LGT, the biggest bank in Liechtenstein, is owned by the principality's royal family. In February, it emerged that details of thousands of wealthy account holders were passed to international tax investigators by disgruntled former bank employee Heinrich Kieber. Now in hiding, Kieber will give evidence at the hearing via video.

"It is simply unacceptable that some individuals are using offshore tax havens and secrecy jurisdictions to shelter trillions of dollars from taxation, forcing working families to shoulder the tax burden," said Republican senator Norm Coleman, co-head of the investigation committee.

But Lowy denies he knowingly evaded taxes. In a statement, he said: "The report from the US sub-committee relies on certain documents originally stolen from a Liechtenstein bank. It draws inferences from the documents and states them as facts, without verifying their contents or inquiring into the real facts. Under the Australian tax system the use of Liechtenstein structures to hold assets is not illegal or improper.

"Before publishing the report the US sub-committee failed to give Frank Lowy or his family any meaningful opportunity to be heard or otherwise have the true position stated. This amounts to a denial of natural justice." Lowy said the beneficiaries of the funds were charities in Israel.

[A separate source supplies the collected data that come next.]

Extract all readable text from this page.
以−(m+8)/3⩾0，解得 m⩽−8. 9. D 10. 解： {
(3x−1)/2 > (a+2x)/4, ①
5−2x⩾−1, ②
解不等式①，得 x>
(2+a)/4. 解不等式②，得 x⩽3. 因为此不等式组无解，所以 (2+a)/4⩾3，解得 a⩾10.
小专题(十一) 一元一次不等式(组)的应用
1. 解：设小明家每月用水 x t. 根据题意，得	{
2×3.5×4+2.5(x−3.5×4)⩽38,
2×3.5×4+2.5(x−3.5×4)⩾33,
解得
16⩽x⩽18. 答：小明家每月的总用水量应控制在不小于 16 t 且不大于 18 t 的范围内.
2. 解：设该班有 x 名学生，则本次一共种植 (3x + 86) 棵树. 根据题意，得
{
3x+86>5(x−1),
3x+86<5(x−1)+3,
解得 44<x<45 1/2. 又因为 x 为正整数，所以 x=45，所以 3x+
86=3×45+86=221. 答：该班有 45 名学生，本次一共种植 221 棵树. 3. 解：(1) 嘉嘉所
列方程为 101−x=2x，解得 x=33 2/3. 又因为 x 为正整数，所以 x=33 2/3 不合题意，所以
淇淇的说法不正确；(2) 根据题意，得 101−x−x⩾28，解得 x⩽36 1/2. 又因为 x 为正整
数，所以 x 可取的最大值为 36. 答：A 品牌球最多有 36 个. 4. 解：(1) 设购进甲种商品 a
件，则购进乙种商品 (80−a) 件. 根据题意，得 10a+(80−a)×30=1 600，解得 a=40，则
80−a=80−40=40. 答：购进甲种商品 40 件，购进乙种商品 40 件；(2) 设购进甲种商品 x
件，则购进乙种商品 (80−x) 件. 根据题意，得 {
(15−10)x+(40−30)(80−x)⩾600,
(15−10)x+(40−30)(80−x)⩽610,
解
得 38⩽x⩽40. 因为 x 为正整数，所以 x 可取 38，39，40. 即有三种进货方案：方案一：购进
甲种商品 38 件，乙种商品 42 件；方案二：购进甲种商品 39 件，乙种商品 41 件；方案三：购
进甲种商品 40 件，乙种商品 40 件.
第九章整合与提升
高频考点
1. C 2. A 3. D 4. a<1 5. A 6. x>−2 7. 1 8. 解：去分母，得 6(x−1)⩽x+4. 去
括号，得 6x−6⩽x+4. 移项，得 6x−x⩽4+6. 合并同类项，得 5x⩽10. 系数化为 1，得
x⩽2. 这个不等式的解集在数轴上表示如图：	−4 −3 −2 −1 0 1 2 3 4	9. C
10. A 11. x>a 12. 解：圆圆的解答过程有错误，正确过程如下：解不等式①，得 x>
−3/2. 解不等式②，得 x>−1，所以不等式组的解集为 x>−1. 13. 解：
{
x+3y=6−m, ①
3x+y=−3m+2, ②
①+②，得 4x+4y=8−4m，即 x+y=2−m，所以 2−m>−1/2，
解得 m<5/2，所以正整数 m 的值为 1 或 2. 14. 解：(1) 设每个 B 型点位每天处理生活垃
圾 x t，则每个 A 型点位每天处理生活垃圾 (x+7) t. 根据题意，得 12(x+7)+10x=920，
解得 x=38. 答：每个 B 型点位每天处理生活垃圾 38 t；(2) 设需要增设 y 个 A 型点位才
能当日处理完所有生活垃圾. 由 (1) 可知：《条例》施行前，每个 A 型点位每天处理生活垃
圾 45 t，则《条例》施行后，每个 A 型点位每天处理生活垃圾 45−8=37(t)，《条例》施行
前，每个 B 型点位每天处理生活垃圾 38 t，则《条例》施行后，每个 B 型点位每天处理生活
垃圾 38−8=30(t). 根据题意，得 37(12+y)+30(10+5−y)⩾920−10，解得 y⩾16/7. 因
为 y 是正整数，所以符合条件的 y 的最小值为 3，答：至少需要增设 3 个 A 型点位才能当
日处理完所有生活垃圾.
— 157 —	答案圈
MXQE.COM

Others revealed as Liechtenstein account holders include Harvey Greenfield, a US businessman who has donated to senior Democrat and Republican politicians.

The report also accessed sensitive material from UBS, at the centre of a separate tax evasion scandal, which investigators say show the Swiss bank aggressively marketed products that enabled US citizens to evade up to $18bn in taxes. UBS is aiding Internal Revenue Service inquiries. UBS said yesterday it will no longer provide offshore banking and securities services to US residents through branches. "Such services will only be provided to residents of this country through companies licensed in the United States," Mark Branson, UBS chief financial officer of global wealth management, told the subcommittee.